TR EN

Dil Seçin

Ara

Bire Karşılık Binler...

Bire Karşılık Binler...

Her şeyi yaratan Allah (cc) o güzellikleri yaratmış ve bir vasıta ile bize ulaşmasını takdir etmiştir

Çalışan insanlar maaşlarını vezneden alırlar. Gerçekte maaşları, işveren kurum verir; veznedar ise sadece aracı olmuştur.

Hayatta çoğu güzellikler de böyle çeşitli aracılarla bize ulaşır. Bizler bize ulaşan güzelliklere sebep olanlara teşekkür eder, onları methederiz. Ancak bunlar sadece o güzelliklere köprü olmuşlar, onları yaratmamışlardır.

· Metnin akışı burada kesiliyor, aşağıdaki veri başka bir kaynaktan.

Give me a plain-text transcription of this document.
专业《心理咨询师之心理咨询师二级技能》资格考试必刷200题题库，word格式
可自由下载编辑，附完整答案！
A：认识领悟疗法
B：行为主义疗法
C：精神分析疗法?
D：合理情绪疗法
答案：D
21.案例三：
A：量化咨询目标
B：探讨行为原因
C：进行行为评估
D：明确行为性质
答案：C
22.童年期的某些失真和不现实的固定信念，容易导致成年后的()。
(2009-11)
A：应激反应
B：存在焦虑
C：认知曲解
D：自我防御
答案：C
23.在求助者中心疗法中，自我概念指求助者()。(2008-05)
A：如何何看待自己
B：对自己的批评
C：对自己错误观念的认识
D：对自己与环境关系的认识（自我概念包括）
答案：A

Her şeyi yaratan Allah (cc) o güzellikleri yaratmış ve bir vasıta ile bize ulaşmasını takdir etmiştir.

İşte bütün bu sebep olanlara teşekkür ettiğimiz halde, asıl teşekküre ve hamde lâyık olan Âlemler Rabbini unutmamız elbette bize yakışmaz.

Kâinatın ve nimetlerin gerçek sahibini unutmayan büyüklerimiz bundan dolayıdır ki, şükürde ve tesbihte sayıları yetersiz bulmuşlar ve “ağaçların yaprakları adedince; yağmurun taneleri sayısınca; denizlerin dalgaları adedince…” hamdler ve şükürler etmişler Âlemler Rabbine…

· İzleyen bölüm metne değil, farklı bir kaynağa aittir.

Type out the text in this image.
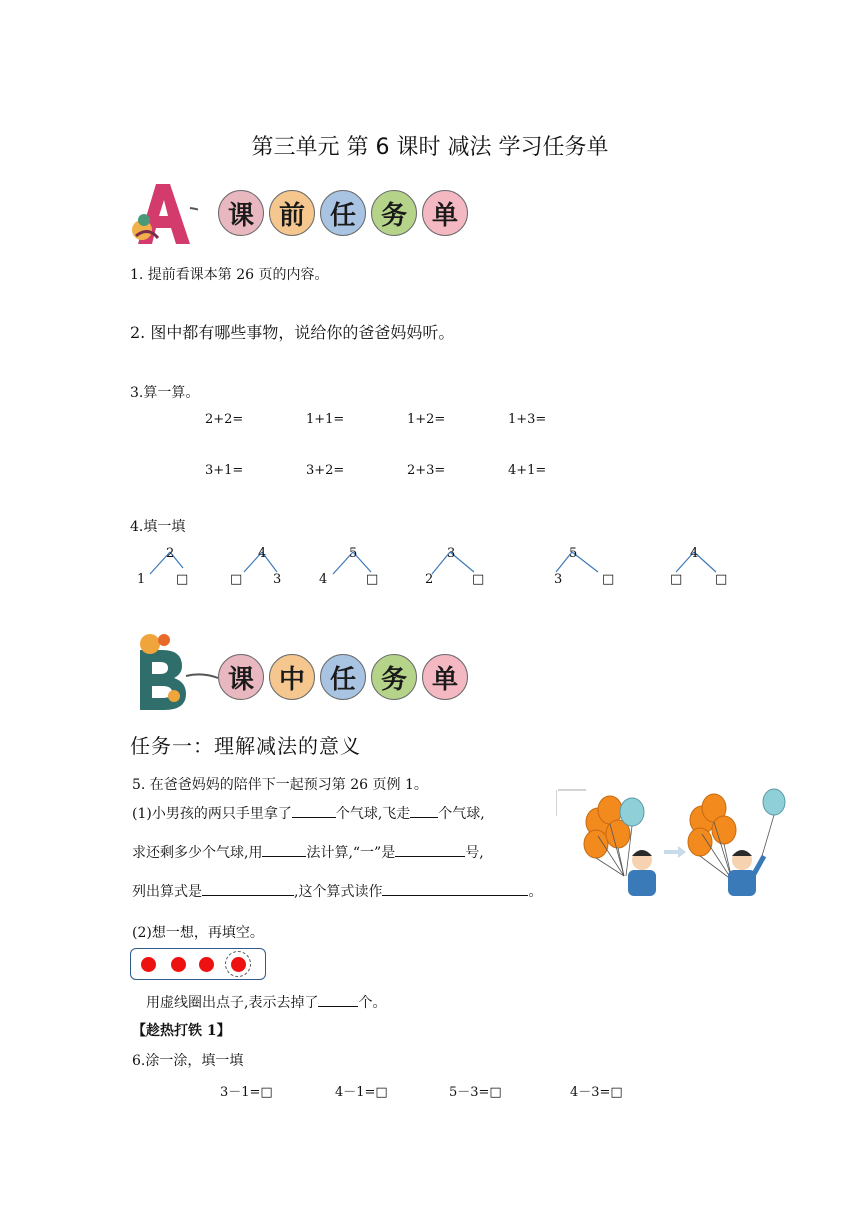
第三单元 第 6 课时 减法 学习任务单
课 前 任 务 单
1. 提前看课本第 26 页的内容。
2. 图中都有哪些事物，说给你的爸爸妈妈听。
3.算一算。
2+2=	1+1=	1+2=	1+3=
3+1=	3+2=	2+3=	4+1=
4.填一填
2
1 □
4
□ 3
5
4	□
3
2	□
5
3	□
4
□	□
课 中 任 务 单
任务一：理解减法的意义
5. 在爸爸妈妈的陪伴下一起预习第 26 页例 1。
(1)小男孩的两只手里拿了	个气球,飞走 个气球,
求还剩多少个气球,用	法计算,“一”是	号,
列出算式是	,这个算式读作	。
(2)想一想，再填空。
用虚线圈出点子,表示去掉了	个。
【趁热打铁 1】
6.涂一涂，填一填
3－1=□	4－1=□	5－3=□	4－3=□
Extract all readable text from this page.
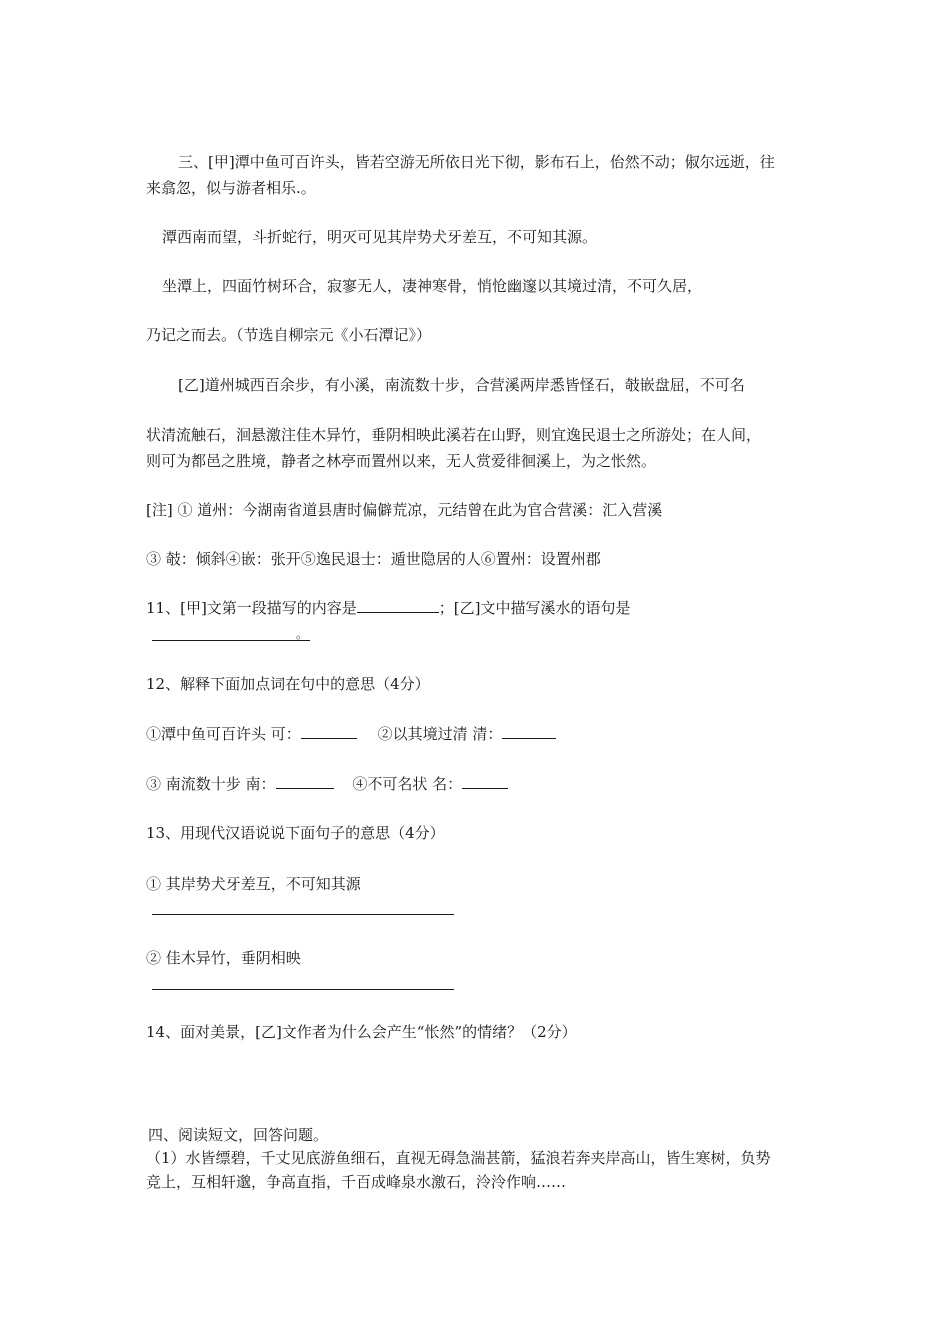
三、[甲]潭中鱼可百许头，皆若空游无所依日光下彻，影布石上，佁然不动；俶尔远逝，往

来翕忽，似与游者相乐.。

潭西南而望，斗折蛇行，明灭可见其岸势犬牙差互，不可知其源。

坐潭上，四面竹树环合，寂寥无人，凄神寒骨，悄怆幽邃以其境过清，不可久居，

乃记之而去。（节选自柳宗元《小石潭记》）

[乙]道州城西百余步，有小溪，南流数十步，合营溪两岸悉皆怪石，攲嵌盘屈，不可名

状清流触石，洄悬激注佳木异竹，垂阴相映此溪若在山野，则宜逸民退士之所游处；在人间，

则可为都邑之胜境，静者之林亭而置州以来，无人赏爱徘徊溪上，为之怅然。

[注] ① 道州：今湖南省道县唐时偏僻荒凉，元结曾在此为官合营溪：汇入营溪

③ 攲：倾斜④嵌：张开⑤逸民退士：遁世隐居的人⑥置州：设置州郡

11、[甲]文第一段描写的内容是	；[乙]文中描写溪水的语句是

。

12、解释下面加点词在句中的意思（4分）

①潭中鱼可百许头 可：	②以其境过清 清：

③ 南流数十步 南：	④不可名状 名：

13、用现代汉语说说下面句子的意思（4分）

① 其岸势犬牙差互，不可知其源

② 佳木异竹，垂阴相映

14、面对美景，[乙]文作者为什么会产生“怅然”的情绪？（2分）

四、阅读短文，回答问题。

（1）水皆缥碧，千丈见底游鱼细石，直视无碍急湍甚箭，猛浪若奔夹岸高山，皆生寒树，负势

竞上，互相轩邈，争高直指，千百成峰泉水激石，泠泠作响……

Şüphesiz ki, bu manzarayı yakalayıp fotoğrafını alabilmek takdire şayan bir iş. Geçenlerde cennet köşesi bir manzaranın altındaki yorumda “bu fotoğrafı çekenin emeğini de unutmamamız ve ona teşekkür etmemiz gerektiği” hatırlatılıyordu.

Bu çok doğruydu. Yapılan her güzel iş takdiri hak eder ve ‘kadirşinas insanlar,’ güzel işleri hakkıyla takdir ve tebrik ederler. Yalnız şu var ki; harika bir manzaranın fotoğrafını çeken fotoğrafçıyı unutmayan ve takdir eden insan, o harikulade manzarayı yaratan Âlemler Rabbini de unutmamalı değil mi?..

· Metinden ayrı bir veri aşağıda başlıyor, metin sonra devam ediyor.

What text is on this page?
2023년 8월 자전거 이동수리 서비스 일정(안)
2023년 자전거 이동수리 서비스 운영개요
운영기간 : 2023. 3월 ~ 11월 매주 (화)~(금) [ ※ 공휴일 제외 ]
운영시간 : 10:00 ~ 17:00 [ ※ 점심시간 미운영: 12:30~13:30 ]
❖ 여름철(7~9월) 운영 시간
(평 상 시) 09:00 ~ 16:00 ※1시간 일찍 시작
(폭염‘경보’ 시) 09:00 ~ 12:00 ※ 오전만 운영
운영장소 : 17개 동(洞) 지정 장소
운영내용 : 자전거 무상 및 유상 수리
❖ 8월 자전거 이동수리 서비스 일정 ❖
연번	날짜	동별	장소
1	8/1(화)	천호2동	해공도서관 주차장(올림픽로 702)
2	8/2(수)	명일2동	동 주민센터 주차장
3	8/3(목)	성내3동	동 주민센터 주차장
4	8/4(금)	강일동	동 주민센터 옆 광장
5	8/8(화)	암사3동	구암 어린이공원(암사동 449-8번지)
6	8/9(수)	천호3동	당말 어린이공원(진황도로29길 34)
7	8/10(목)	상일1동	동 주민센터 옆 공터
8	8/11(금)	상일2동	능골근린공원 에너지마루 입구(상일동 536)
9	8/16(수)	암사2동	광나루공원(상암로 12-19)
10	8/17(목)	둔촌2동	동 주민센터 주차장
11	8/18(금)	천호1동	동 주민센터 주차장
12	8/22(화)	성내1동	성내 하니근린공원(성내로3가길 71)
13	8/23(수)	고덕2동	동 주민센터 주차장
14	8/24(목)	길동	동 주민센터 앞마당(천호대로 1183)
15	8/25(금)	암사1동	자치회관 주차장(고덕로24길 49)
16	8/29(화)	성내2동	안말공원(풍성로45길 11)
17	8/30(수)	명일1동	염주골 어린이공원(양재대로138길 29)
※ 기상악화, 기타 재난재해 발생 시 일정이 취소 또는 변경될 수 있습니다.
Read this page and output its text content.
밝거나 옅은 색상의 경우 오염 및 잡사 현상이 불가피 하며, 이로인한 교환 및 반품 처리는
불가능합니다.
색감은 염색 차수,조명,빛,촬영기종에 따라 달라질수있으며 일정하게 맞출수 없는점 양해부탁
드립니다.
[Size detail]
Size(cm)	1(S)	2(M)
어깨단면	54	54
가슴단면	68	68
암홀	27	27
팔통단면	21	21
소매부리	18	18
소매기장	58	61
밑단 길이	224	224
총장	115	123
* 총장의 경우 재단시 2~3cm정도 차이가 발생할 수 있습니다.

Güzel bir manzaranın görülmesine aracılık eden insan takdir ve tebriği hak ediyorsa, o manzarayı ve fotoğrafçıyı yok iken yaratan Allah (cc) nasıl ve ne kadar bir hamde ve senaya lâyık olur…

Pazardan ya da marketten onlarca çeşit sebze ve meyveleri alıyor ve onları satanlara bir fiyat ödüyoruz. Satıcılara verdiğimiz bu fiyat, aslında tarladan bize gelene kadar yaptıkları aracılık içindir.

Peki o meyve ve sebzeleri yaratan onların gerçek sahibi olan Allah (cc) ne fiyat istiyor? Bediüzzaman Hazretleri, Birinci Söz isimli eserinde bunu şöyle cevaplıyor:

“Evet, o Mün'im-i Hakikî, bizden o kıymettar nimetlere, mallara bedel istediği fiat ise, üç şeydir: Biri zikir, biri şükür, biri fikirdir. Başta ‘Bismillâh’ zikirdir. Ahirde ‘Elhamdülillâh’ şükürdür. Ortada, bu kıymettar hârika-i sanat olan nimetler, Ehad, Samed’in mucize-i kudreti ve hediye-i rahmeti olduğunu düşünmek ve derk etmek (anlamak) fikirdir.”

Hastalandığımızda acı çeker, endişe ederiz. Bir doktora gidip tedavi olduğumuzda sağlığımıza kavuşmamıza sebep olan doktora minnet hissederiz.

Hatta bazıları bunu abartarak Allah’a ait işi de doktora verir ve “hayatımı kurtardı; sağlığımı geri verdi..” gibi yanlış ve imana zıt ifadeler kullanırlar.

Halbuki verdiği ilaçlar ve uyguladığı metotla tedaviye vesile olan doktorumuza bir teşekkür ediyorsak; ya bize hayatımızı veren, hasta olduğumuzda şifayı yaratana ne kadar şükretmeliyiz?.. Binler, milyonlar, belki de sağlıklı olarak yaşadığımız her an için nasıl bir minnet duymalıyız Rabbimize?..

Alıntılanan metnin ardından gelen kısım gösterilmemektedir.